Neste ínterim, continuou
pelejando com o problema das drogas. Desesperado, algumas vezes chegou mesmo a
voltar-se para Deus, implorando-Lhe, tocante como Santo Agostinho em suas Confissões:
"Senhor, dai-me a castidade, mas não ainda". Não podia deixar Deus
curar-lhe cedo demais das doenças viciosas que ele desejava por mais que
fizesse exame de consciência. Pedro Antônio, um garoto extremamente brilhante,
diziam as línguas conhecidas, e também um desordeiro, outras línguas
conhecidas refutavam. Os desconhecidos adoravam-no. Mais tarde, contaminado
pela paixão fosca e apedreja, foi viver com uma mulher da vida, com quem
partilhou, pela primeira e única vez na vida, relação de amor e
fidelidade. Acidentalmente. Madalena deu-lhe um filho; no entanto, o
púbere não vingou em nada. Assim como sua amada, o nada da
ilusão. Felicidade reiterada, e lhe retirada. Morreram seus amados.
Desgraçados!
- Senhor, dai-me a
castidade, mas não ainda... E, se puder, livrai-me do fogo do inferno!
O pobre-diabo não era
apenas um pedante que cultivava um problema; o desassossego que o conduziu em
tais extremos de lascívia e de degradação também o guiou em direção à
descoberta da verdade de si mesmo; julgou assim em certo dia de ressaca.
Qual a razão deste comportamento?, repetia ele à própria
alma. Como ser tão completa e mesquinhamente vil e corrompido e, ao
mesmo tempo, aspirar alguma pureza?
A psicologia e a psiquiatria
o enquadrariam na mais completa normalidade; já
o cristianismo oferecido pela mãe parecia demasiado simples para
satisfazer seu intelecto exigente. Ele precisava de uma explicação que fosse
suficientemente profunda para que ele pudesse acreditar nela. Começou a se
interessar pela filosofia, mas esta igualmente não oferecia solução e só lhe
fazia rir.
Num dia maravilhosamente
imbecil, essa crise de espiritualidade o deixou à beira da estafa mental.

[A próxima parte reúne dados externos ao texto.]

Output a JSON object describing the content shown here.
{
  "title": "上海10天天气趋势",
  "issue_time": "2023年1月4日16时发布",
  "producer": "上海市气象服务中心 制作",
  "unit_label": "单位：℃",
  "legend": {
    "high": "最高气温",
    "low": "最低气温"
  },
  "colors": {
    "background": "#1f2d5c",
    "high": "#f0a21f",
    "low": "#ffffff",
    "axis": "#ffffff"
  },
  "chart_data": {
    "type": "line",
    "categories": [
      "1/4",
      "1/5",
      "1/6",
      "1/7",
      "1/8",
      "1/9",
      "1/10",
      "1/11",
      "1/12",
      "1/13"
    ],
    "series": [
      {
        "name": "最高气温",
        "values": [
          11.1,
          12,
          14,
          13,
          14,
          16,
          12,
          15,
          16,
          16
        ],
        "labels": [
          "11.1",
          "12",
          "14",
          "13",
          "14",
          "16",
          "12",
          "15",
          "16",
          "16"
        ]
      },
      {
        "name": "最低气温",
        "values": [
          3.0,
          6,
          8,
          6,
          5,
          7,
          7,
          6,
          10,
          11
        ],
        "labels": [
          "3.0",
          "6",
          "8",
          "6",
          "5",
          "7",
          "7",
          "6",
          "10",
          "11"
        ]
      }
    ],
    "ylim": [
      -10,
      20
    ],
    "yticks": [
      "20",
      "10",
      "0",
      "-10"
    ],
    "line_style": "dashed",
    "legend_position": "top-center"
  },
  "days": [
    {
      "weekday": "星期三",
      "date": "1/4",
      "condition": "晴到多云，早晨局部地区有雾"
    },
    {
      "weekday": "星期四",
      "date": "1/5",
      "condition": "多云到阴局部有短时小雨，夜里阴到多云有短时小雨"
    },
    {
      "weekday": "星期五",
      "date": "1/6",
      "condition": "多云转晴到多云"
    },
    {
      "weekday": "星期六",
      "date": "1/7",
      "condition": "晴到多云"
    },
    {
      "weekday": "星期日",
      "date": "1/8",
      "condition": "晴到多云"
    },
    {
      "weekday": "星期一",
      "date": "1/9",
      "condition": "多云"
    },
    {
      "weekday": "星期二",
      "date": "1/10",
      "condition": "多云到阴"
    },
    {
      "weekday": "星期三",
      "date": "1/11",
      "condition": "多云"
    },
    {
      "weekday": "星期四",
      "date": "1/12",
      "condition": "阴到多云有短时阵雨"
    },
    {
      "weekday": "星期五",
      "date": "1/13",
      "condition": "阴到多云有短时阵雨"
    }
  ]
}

Perturbado pela raiva e pela angústia, em estado de indecisão quase
completa, buscou alívio na quietude do bar. Por algum tempo, virou doze ou
treze copos de doses dos mais variados destilados, violentamente. Enfim,
atirou-se sob à mesa e chorou, copiosamente. Contudo, percebeu que
milagrosamente não tinha sequer mísero sinal de
embriaguez. Imediatamente parou de soluçar, levantou-se e, ali mesmo, procurou
na mochila e encontrou uma copia das Epístolas de São Paulo, que
eram de sua mãe, abriu-a e leu as primeiras palavras que viu: "(...) não
na orgia e na embriaguez, não na luxúria e na lascívia, não na disputa e na
inveja. Ao invés disso, tome a si o Senhor Jesus Cristo e não se demore mais
pensando na carne, a fim de saciar seus desejos". Milagre! Foi um milagre
sublime; sonhou, não fez mal em sonhar. Naquele ato, o pecador se converteu;
transformou sua história e estava decidido a ser crente e temente a Deus, mas não
há paraíso sereno e paz na Terra aos homens de boa vontade. Súbito, desencarnou
ao sofrer violentíssimo ataque fulminante do miocárdio em decorrência de
asfixia causada pelo vômito alcoólico.